The German hospital where Russian opposition leader Alexei Navalny is being treated has announced that the politician and investigative journalist was probably poisoned with a “cholinesterase inhibitor,” though the exact nature of the poison isn’t known.
Tests on Navalny indicate that the Russian anti-corruption campaigner was indeed poisoned, and a “broad analysis” has been launched to try and determine the exact nature of the poison.
Doctors at Charite-Universitatsmedizin Berlin, where Navalny has been treated since being transferred from Siberia on Saturday, said his “clinical findings indicate intoxication by a substance from the cholinesterase inhibitor group.”
“The specific substance has not been identified so far and a further wide-ranging analysis has been initiated. The effect of the toxin, i.e. the cholinesterase inhibition in the organism, has been proven several times and in independent laboratories.”

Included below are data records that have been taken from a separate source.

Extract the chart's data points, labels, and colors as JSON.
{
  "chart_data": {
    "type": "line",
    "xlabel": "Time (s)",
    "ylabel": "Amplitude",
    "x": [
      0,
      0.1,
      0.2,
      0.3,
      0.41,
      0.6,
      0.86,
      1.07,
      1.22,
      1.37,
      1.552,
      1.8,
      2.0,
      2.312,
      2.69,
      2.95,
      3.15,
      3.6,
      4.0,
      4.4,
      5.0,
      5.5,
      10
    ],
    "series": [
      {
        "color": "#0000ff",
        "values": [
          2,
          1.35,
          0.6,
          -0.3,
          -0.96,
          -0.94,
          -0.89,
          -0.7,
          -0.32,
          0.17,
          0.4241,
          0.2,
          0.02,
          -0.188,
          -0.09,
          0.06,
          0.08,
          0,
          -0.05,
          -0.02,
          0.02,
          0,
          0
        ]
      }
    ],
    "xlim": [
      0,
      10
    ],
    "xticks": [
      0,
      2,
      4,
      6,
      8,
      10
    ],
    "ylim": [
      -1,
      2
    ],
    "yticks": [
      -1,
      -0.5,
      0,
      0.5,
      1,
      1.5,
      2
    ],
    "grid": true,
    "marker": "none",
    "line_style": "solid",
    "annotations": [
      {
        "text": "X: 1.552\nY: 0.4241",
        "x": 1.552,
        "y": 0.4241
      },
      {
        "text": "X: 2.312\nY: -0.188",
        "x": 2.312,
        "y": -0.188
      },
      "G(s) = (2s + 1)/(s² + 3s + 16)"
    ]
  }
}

They said Navalny remains in an artificial coma and is in a serious condition “but there is currently no acute danger to his life.”

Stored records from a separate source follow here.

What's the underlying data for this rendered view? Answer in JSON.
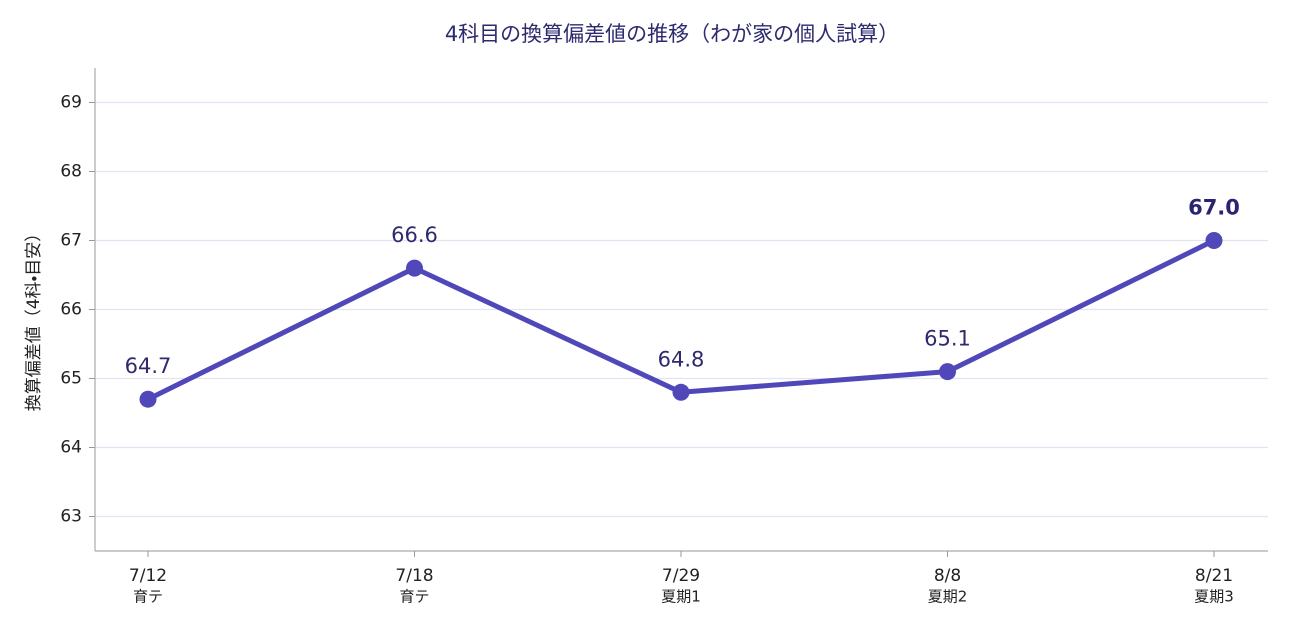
{
  "chart_data": {
    "type": "line",
    "title": "4科目の換算偏差値の推移（わが家の個人試算）",
    "y_label": "換算偏差値（4科・目安）",
    "categories": [
      [
        "7/12",
        "育テ"
      ],
      [
        "7/18",
        "育テ"
      ],
      [
        "7/29",
        "夏期1"
      ],
      [
        "8/8",
        "夏期2"
      ],
      [
        "8/21",
        "夏期3"
      ]
    ],
    "values": [
      64.7,
      66.6,
      64.8,
      65.1,
      67.0
    ],
    "value_labels": [
      "64.7",
      "66.6",
      "64.8",
      "65.1",
      "67.0"
    ],
    "color": "#5048b8",
    "ylim": [
      62.5,
      69.5
    ],
    "yticks": [
      63,
      64,
      65,
      66,
      67,
      68,
      69
    ],
    "grid": true
  }
}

Navalny is reportedly in serious, but stable condition, according to a statement Monday from Berlin’s Charite hospital. He was evacuated from Russia on Saturday.

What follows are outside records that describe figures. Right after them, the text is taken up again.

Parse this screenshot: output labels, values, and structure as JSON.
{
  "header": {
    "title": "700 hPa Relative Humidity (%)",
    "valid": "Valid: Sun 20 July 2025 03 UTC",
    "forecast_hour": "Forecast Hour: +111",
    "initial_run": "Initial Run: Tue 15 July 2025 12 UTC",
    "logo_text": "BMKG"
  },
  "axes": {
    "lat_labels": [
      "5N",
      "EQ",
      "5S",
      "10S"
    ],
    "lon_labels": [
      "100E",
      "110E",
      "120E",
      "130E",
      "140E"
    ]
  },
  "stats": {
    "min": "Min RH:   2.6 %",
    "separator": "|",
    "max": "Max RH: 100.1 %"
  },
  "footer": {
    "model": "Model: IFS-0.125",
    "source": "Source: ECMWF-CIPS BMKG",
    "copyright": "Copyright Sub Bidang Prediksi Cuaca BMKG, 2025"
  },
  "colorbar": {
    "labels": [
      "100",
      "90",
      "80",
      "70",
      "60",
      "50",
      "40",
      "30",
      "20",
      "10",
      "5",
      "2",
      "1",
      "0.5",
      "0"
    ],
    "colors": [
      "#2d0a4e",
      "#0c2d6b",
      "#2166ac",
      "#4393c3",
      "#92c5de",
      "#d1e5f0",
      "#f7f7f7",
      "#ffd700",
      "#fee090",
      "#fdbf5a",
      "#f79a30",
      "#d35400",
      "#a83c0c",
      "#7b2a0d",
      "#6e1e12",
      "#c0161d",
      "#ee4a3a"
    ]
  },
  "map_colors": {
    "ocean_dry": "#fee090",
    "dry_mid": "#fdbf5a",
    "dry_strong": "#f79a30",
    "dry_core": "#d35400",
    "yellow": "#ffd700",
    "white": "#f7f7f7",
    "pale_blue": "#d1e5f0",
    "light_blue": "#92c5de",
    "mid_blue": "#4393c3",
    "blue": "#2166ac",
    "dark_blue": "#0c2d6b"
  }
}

He has been in an artificial coma since Thursday after falling ill on a plane returning to Moscow from Tomsk.
The 44-year-old was in the city meeting local activists and opposition candidates ahead of regional elections set for September. His sudden illness raised suspicions after a string of Kremlin critics fell victim to poisoning in recent years.
According to Sky News, Navalny is being treated with atropine but the doctors said they cannot currently determine whether he will have lasting issues, “especially in the area of the nervous system.” (source)
This is not a surprise. The CIA, as noted, tends to use poisons for mind control or experiments, but the KGB/now FSB uses them for assassinations. Based on the study, as it indicates the poison used is not definitively known, it is possible that, according to the National Institute of Health on the nature of the poison used, it may have been a form of sarin.
I don’t like Navalny, but the question if he was poisoned or not is a simple ‘yes’ or ‘no’. The Russian answer that he was just ‘sick’ did not make any sense, and while Germany may have historical disagreements with Russia, one might also remember that Russia and Germany ally frequently before alliances break down and they fight each other- one only needs to recall the Molotov-Ribbentrop pact that Hitler and Stalin signed.
The situation is sort of like when Robert Spencer claimed he was poisoned in Iceland by ‘leftists’ when the reality is that his toxicology reports suggested that Spencer had just drank too much alcohol with party drugs and, likely owing to the combination and his health status, he had a non-life threatening reaction. There is nothing wrong with saying this- truth can hurt -but this is the most likely result based on the data available.
The same is with Navalny, for regardless of what one thinks of him, either Navalny was poisoned or he was not, and all evidence indicates that he likely was.